In 1837, English, the first editor of Mining Journal, had expressed the publication’s intentions of “zealously performing our duty,” relying on subscribers for “succour and support, and on their assistance in rendering Mining Journal more generally useful.”
Mining Magazine had been launched in September 1909 by the best known American mining engineer of the time, Herbert Hoover, as a competitor to Mining Journal. In the first issue, its editor, Thomas Rickard, wrote, “The purpose of this periodical is to be useful to those engaged in mining. To be useful, a publication must be interesting, and to be interesting it must be truthful.”
As the successor to both English and Rickard, West delivered on both mens’ promises, and cemented the relationship between industry and readership to a remarkable degree. Much of this achievement was highlighted in Arthur Wilson’s book, The Pick and the Pen, published by Mining Journal Ltd. in 1979.
The first issue of Mining Journal, on August 29, 1835, included a reference to sighting of Halley’s Comet, which returns only every 75 years. Like the famous comet, it will be a long time before we see another mining engineer of the calibre of Michael West.
[Chris Hinde worked with Mike West at Mining Journal Ltd for over 20 years.]
There is to be be a private cremation. A Thanksgiving Service is to be held at St. Mary’s Church in Horsham, with which Mike was closely associated, on Wednesday September 7th at 2 pm.
I am truly sorry for the loss of your longtime friend and business partner. Unfortunately, I never got to meet him.
My sincerest condolences,
I am sorry too. He was a great friend and mentor and truly loved mining journal and what it stood for. Pat sheahan
Lawrie. I am sad that I missed this news until now. Mike was a man who helped to shape my life. His approach was a rarity in a world swamped by poor interpretation and shallow reporting. Andy Shaw
Yes, Mike moulded the lives and paths of many of us who passed through Mining Journal’s portals and certainly guided me into what i hope has been accurate reporting of what’s going on in the industry. (I joined MJ back in 1970 so worked there for 36 years!) Its a great shame we were forced to sell but at least the publication still goes on, although only fortnightly. Hope all is well with you.

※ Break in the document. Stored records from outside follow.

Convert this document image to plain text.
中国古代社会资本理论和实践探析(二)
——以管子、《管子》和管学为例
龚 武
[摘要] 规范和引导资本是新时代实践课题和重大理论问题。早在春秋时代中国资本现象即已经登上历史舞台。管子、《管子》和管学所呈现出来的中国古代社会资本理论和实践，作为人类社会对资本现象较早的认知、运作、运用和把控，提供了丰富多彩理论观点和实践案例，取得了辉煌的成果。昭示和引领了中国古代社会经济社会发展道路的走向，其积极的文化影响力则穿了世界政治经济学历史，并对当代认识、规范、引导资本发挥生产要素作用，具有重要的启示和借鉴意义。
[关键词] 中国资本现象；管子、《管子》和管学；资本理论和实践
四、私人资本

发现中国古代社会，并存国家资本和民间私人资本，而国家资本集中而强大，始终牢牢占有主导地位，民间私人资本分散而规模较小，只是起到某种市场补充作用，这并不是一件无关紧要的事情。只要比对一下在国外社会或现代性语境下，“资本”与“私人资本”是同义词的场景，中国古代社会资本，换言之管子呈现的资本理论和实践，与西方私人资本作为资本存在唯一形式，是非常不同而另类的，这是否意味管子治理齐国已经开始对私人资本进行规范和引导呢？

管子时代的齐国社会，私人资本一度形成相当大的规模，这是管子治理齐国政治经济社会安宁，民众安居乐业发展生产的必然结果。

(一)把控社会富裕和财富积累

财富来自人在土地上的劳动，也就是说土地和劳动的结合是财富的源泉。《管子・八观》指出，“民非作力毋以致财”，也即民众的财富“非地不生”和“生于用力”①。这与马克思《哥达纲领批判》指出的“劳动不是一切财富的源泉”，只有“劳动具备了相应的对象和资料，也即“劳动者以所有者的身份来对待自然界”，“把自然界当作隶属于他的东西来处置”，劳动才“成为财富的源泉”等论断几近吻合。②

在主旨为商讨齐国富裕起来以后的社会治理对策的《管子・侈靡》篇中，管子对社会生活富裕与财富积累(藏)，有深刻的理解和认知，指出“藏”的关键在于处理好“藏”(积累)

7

All is well Lawrie. Mike would have been proud of me and that is what upsets me, that the years rolled by and I lost touch. I regret that. A
Pass on my regards to Chris. I will make a point of getting together next time I am in town
Just found the news about Mike West. I was his secretary for a while in the 1960s at a time in my life when I lots of problems. He was a caring man and understood that I needed to keep busy. He was also the first person to put my toe on the ladder of journalism. I am sure he is still missed. Barbara Bothwell, travel journalist and author.
We must have just missed each other. I joined MJ in mid 1970, Mike having interviewed me in Jo’burg either at the beginning of that year or late 1969 and i stayed with MJ until we got into financial difficulties and were sol about 16 or 17 years ago now. Mike was a great mentor. Thanks for getting in touch.